Tuesday, May 12, 2009

Class notes for 5/11: Hypothesis testing for the mean of a population

t-scores and p values

If we have a z-score between -3.5 and +3.5, Table A-2 lets us find the p value associated with that z-score accurate to four decimal places. For example, if z = 1.71, the p value is .9564, which is to say that z-score is higher than 95.64% of data in a normally distributed set.

The t-score table is smaller, and to read a t-score correctly, we also need n, the size of the sample, because that gives us the Degrees of Freedom, which is n-1 in this case.

If n=10, then d.f. = 9, and the t-score table reads as follows.

___________________________Area in One Tail_____________

_______0.005______0.01______0.025______0.05______0.10__________
df=9___3.250_____2.821______2.262_____1.833_____1.383__________
If t = 1.71, that value isn't on our table, but because it lies between the values associated with 0.05 and 0.10, that means that score is in the top 10% of scores, but not in the top 5%.

If instead n=30 and d.f. = 29, here are the t-score values.

___________________________Area in One Tail_____________
_______0.005______0.01______0.025______0.05______0.10__________
df=29__2.756_____2.462______2.045_____1.699_____1.311__________

Now a t-score of 1.71 lies between 2.045 and 1.699, which means it is in the top 5%, but not the top 2.5%.

Like the z-score table, the t-score table is symmetric about the value t=0. If d.f.=29, t=-1.71 is a score in the bottom 5%, but not the bottom 2.5%.

Hypothesis testing for the mean of a population


Hypothesis testing for the mean of a population assumes we know the population mean from some previously obtained information. Perhaps that mean has changed over time or the previous information wasn't correct to begin with, but the null hypothesis assumes we know that mean, which we call mux.
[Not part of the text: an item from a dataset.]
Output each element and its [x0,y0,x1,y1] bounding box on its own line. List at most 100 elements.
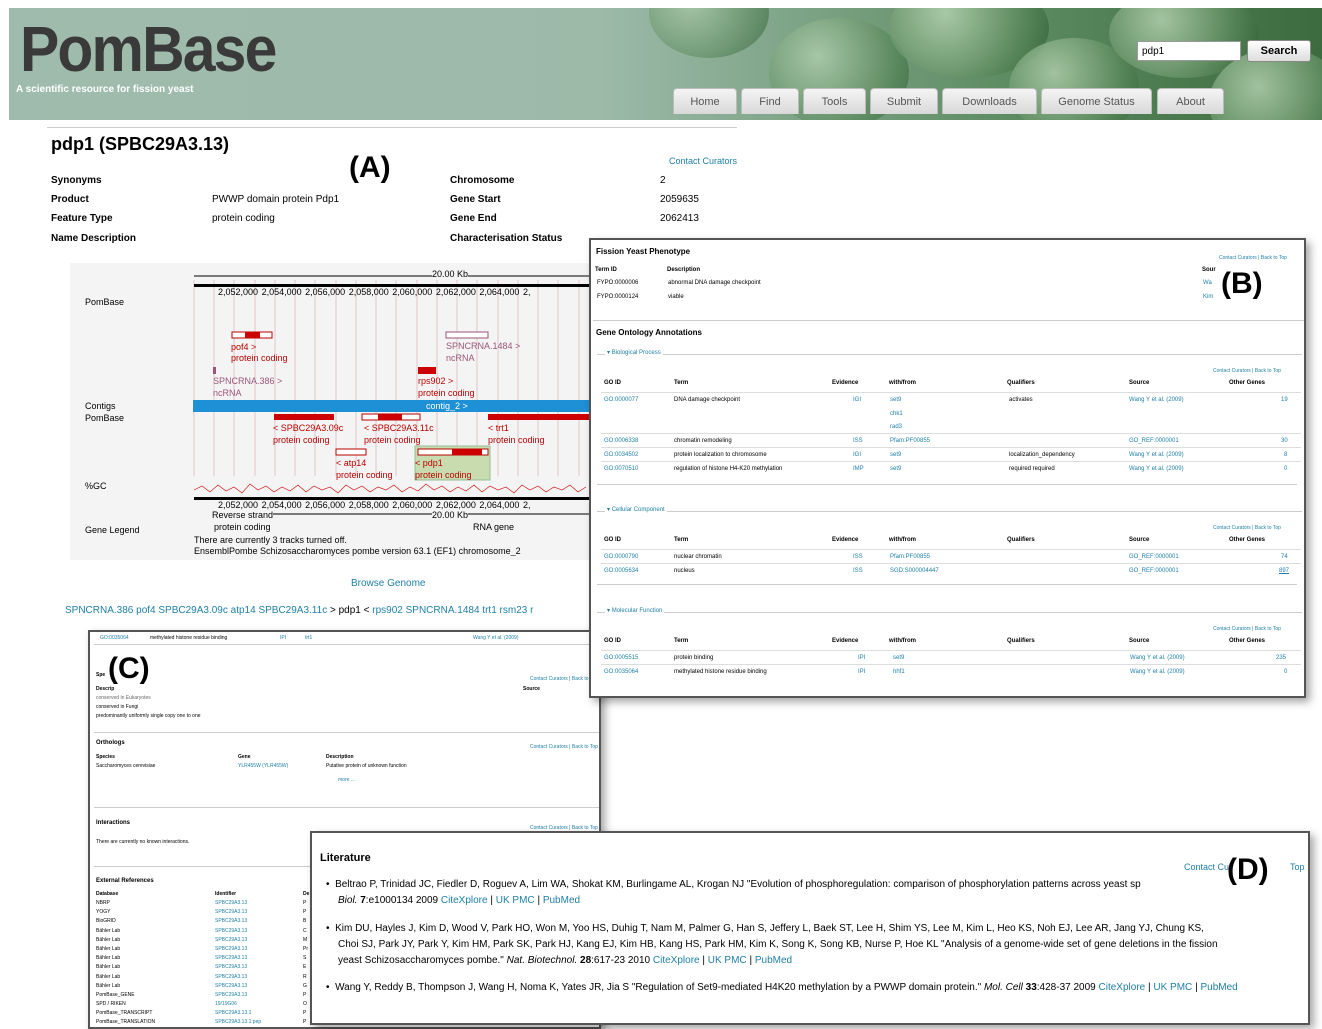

If we take a sample from the population, we will get the values x-bar, sx and n, and using those values and mux, we can get the t-score.

Just like with the hypothesis test for a proportion, the test can be one-tailed high, one-tailed low or two-tailed.

For example, if we were testing people who had studied using a special method and we were checking scores on a standardized test, we would only be impressed if the average went up, so a one-tailed high test would be appropriate.

If the experiment was dealing with a cholesterol drug, we would want to see a lower average reading, and a one-tailed low test would be used.

If we assume the average duration of a pop song on the charts today is the same as the duration of pop songs in the seventies, we can't assume beforehand if the new readings will be higher or lower, and would be surprised if the new average were significantly different in either direction, so a two-tailed test would be appropriate.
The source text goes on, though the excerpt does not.